You can see almost anything at the State Fair. Cakes that look like Chinese porcelain, fried butter (really), newborn lambs so wobbly they fall over, grown men carrying giant stuffed animals, Golden Driller bottles of beer… And more. Lots more.
People come to the fair I never see at any other time of year. It’s not as simple as class — if that were it I’d see these people at the Dollar Store, where both the need-tos and the want-tos shop. And it’s not as simple as rural/ urban, because I visit a lot of small Oklahoma communities. Never see these folks there either.
Nope, it’s something about the fair. People drive for two hours, as the young man & his mother sharing the table with us in Food Court told us, to get to the fair. “Three fairs in three weeks,'” he told us proudly. But most are local. The 45+ guy with us on the free ‘park & ride’ bus to the fair. I almost never see people of his age wearing old visors (not ball caps — that’s part of it), tattoos from the military, a sleeveless sweatshirt and low-rise jeans, all pulled over a hot & sweaty meat-packer physique. Where is he the rest of the time?
Something in me loves this weirdness. I respond like a child to the butterflies hatching, to the enormous Santa Gertrudis bulls, to the entire spectacle of our agrarian roots, our technological present, and the hunger that seems a key element of the whole experience.
On the bus, people behind me are planning what they’ll eat. Me too! (we split a gigantic home-made cinnamon roll, a plate of real nachos — complete w/ lettuce & tomatoes — and I had a bag of cinnamon roasted almonds) The little girl behind me as I wait in line for admission is planning what animals she’ll see. Me too! (the Percherons, the Belgian blue cattle, the paint horses and the Santa Gertrudis) An older woman passing by is extolling the virtues of the exhibits, and we join the throng of people from all over northeastern Oklahoma as they wind down the aisles of sugar art, waterless cookware and information on keeping bees. I’m in heaven.
My beginner’s heart is reminded: we need to feed ourselves. Not just the fair’s once-a-year orgy of eating (although it’s sooo much fun to eat like you’re 11 years old!), but experiences. Ones that bring our much-missed dead to life, at least in memory: my grandmother’s painted china, exhibited w/ much fanfare at each year’s fair. My mother and I judging the quilts as we strolled past, arm-in-arm, and she wondered aloud if she could do that, given time. My father, as I look at the massive antiques and guns he would have loved.

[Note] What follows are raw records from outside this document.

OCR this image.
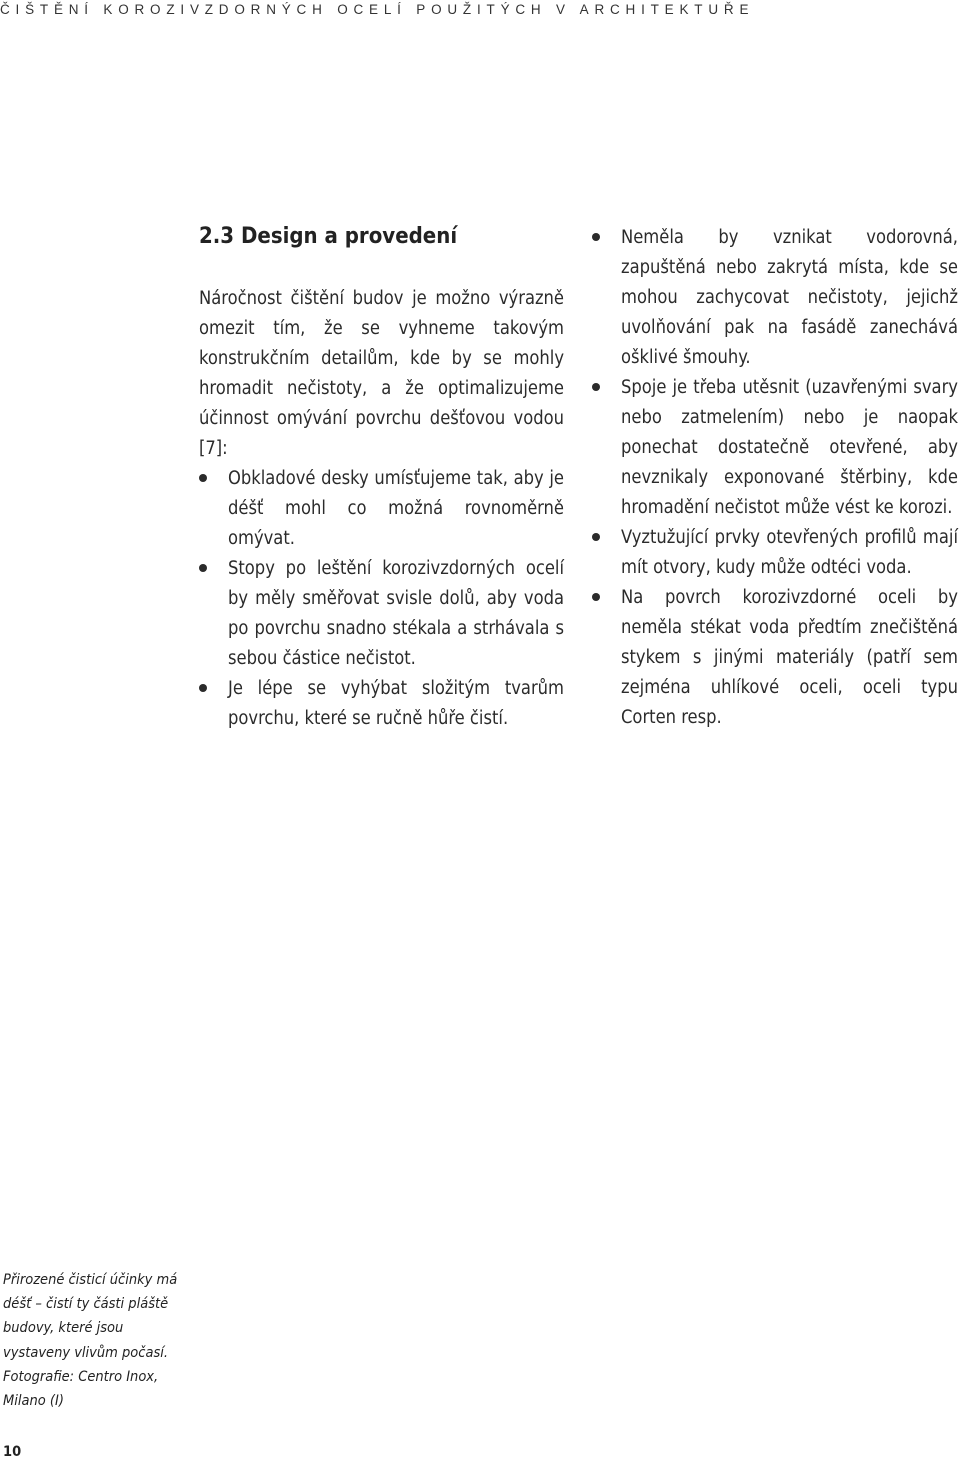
ČIŠTĚNÍ KOROZIVZDORNÝCH OCELÍ POUŽITÝCH V ARCHITEKTUŘE
2.3 Design a provedení

Náročnost čištění budov je možno výrazně omezit tím, že se vyhneme takovým konstrukčním detailům, kde by se mohly hromadit nečistoty, a že optimalizujeme účinnost omývání povrchu dešťovou vodou [7]:

Obkladové desky umísťujeme tak, aby je déšť mohl co možná rovnoměrně omývat.
Stopy po leštění korozivzdorných ocelí by měly směřovat svisle dolů, aby voda po povrchu snadno stékala a strhávala s sebou částice nečistot.
Je lépe se vyhýbat složitým tvarům povrchu, které se ručně hůře čistí.
Neměla by vznikat vodorovná, zapuštěná nebo zakrytá místa, kde se mohou zachycovat nečistoty, jejichž uvolňování pak na fasádě zanechává ošklivé šmouhy.
Spoje je třeba utěsnit (uzavřenými svary nebo zatmelením) nebo je naopak ponechat dostatečně otevřené, aby nevznikaly exponované štěrbiny, kde hromadění nečistot může vést ke korozi.
Vyztužující prvky otevřených profilů mají mít otvory, kudy může odtéci voda.
Na povrch korozivzdorné oceli by neměla stékat voda předtím znečištěná stykem s jinými materiály (patří sem zejména uhlíkové oceli, oceli typu Corten resp.

Přirozené čisticí účinky má déšť – čistí ty části pláště budovy, které jsou vystaveny vlivům počasí. Fotografie: Centro Inox, Milano (I)

10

For me, the fair is a return to a past I remember clearly — when Oklahoma schools were let out a day for students to attend, complete with free admission. When entire families went to the fair together, all three generations. When life was no simpler, but there seemed no end to it in sight… I miss that.The state fair — for one brilliant autumn morning — gives it back to me. Complete with indigestion :).